Its also possible to isolate each of the statefulsets (coordinators, executors) to use a different node pools (AKS node pools,EKS node groups). This can be done by uncommenting the following line:
#nodeSelector: {}
And specifying the node group name:
nodeSelector:
agentpool: executorpool
Its a best practice to have Dremio pods run in user node pool as the system node pools serve the primary purpose of hosting critical system pods such as CoreDNS and metrics-server. User node pools serve the primary purpose of hosting your application pods.
Storage
Dremio stores different kinds of data for various purposes. The following table gives an overview:
Component | Location | What's stored? |
---|---|---|
Dremio metadata | Dremio master coordinator PVC (default: 128GB) | Information about spaces, view definitions, source configuration, local users |
Table metadata | Distributed storage - S3/Azure Storage/GCS | Apache Iceberg metadata about tables |
Reflection | Distributed storage - S3/Azure Storage/GCS | Materialization of tables and views stored as iceberg tables |
Logs | Default: STDOUT | Logs are sent to STDOUT, can be configured to be stored in PVC |
Columnar cache | PVC attached to executors (default: 100GB) | Temporary data stored when reading parquet files from the lake |
Spill | PVC attached to executors (default: 128GB) | Temporary data stored when operators run out of memory |
Persisting logs to PVC
Logs are piped to stdout in the default configuration. To persist logs to the local PVC of coordinator and executors, follow the instructions at Writing Logs to a File and upgrade the helm chart. The logs are then saved to /opt/dremio/data
. To access these logs, kubectl exec
into the desired pod.
Sizing the PVCs
Columnar cache
If you are seeing a lot of cache misses in the query profile (Go to a job > Click on raw profile > Click on the operator called "TABLE FUNCTION" > there will be section called "Operator Metrics" and under that you can see the cache hits and cache misses columns) you can adjust the size of the columnar cache PVC by editing the following lines in values.yaml
(default is 100Gi):
cloudCache:
enabled: true
# Uncomment this value to use a different storage class for C3.
#storageClass:
# Volumes to use for C3, specify multiple volumes if there are more than one local
# NVMe disk that you would like to use for C3.
#
# The below example shows all valid options that can be provided for a volume.
# volumes:
# - name: "dremio-default-c3"
# size: 100Gi
# storageClass: "local-nvme"
volumes:
- size: 250Gi
Spill
When running a query, if there is not enough memory available to complete an SQL operation (like aggregation, sorting, joins) then Dremio can spill those operations to disk to complete the query. For complex queries that requires more memory, its possible that the spill disk will run out of space. When this happens you can increase the spill disk size. This is the size of the PVC configured for executors in the following section of values.yaml
(default is 128Gi):
executor:
# CPU & Memory
# Memory allocated to each executor, expressed in MB.

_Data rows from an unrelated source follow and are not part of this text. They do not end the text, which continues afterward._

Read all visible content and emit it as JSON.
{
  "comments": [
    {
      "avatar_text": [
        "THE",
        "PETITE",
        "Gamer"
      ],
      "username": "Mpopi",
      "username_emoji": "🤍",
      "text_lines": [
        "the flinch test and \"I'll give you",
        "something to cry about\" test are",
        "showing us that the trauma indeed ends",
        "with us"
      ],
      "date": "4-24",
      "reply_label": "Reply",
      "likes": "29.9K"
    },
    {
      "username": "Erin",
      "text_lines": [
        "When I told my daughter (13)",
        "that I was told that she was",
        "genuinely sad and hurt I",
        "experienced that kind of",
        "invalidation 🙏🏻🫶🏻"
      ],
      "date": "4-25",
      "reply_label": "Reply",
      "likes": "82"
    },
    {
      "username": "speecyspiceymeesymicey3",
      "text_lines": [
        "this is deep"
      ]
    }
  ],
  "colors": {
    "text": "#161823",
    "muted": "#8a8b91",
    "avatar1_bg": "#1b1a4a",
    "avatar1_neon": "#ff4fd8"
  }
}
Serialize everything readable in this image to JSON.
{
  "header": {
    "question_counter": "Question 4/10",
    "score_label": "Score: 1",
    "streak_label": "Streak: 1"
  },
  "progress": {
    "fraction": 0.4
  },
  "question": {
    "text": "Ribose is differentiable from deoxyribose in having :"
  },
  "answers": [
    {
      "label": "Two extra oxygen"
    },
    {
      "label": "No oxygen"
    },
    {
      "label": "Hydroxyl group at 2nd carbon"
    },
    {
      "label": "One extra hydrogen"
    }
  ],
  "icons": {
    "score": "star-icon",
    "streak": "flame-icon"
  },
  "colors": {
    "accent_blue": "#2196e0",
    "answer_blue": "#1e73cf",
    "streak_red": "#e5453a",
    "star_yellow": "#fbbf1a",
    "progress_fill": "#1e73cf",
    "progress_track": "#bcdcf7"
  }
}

# CPU allocated to each executor, expressed in CPU cores.
cpu: 15
memory: 122800
# Engines
# Engine names be 47 characters or less and be lowercase alphanumber characters or '-'.
# Note: The number of executor pods will be the length of the array below * count.
engines: ["default"]
count: 3
# Executor volume size.
volumeSize: 250Gi
Larger disk sizes also improves the performance as the IOPS are directly proportional to the size of the disks in Azure, AWS and GCP.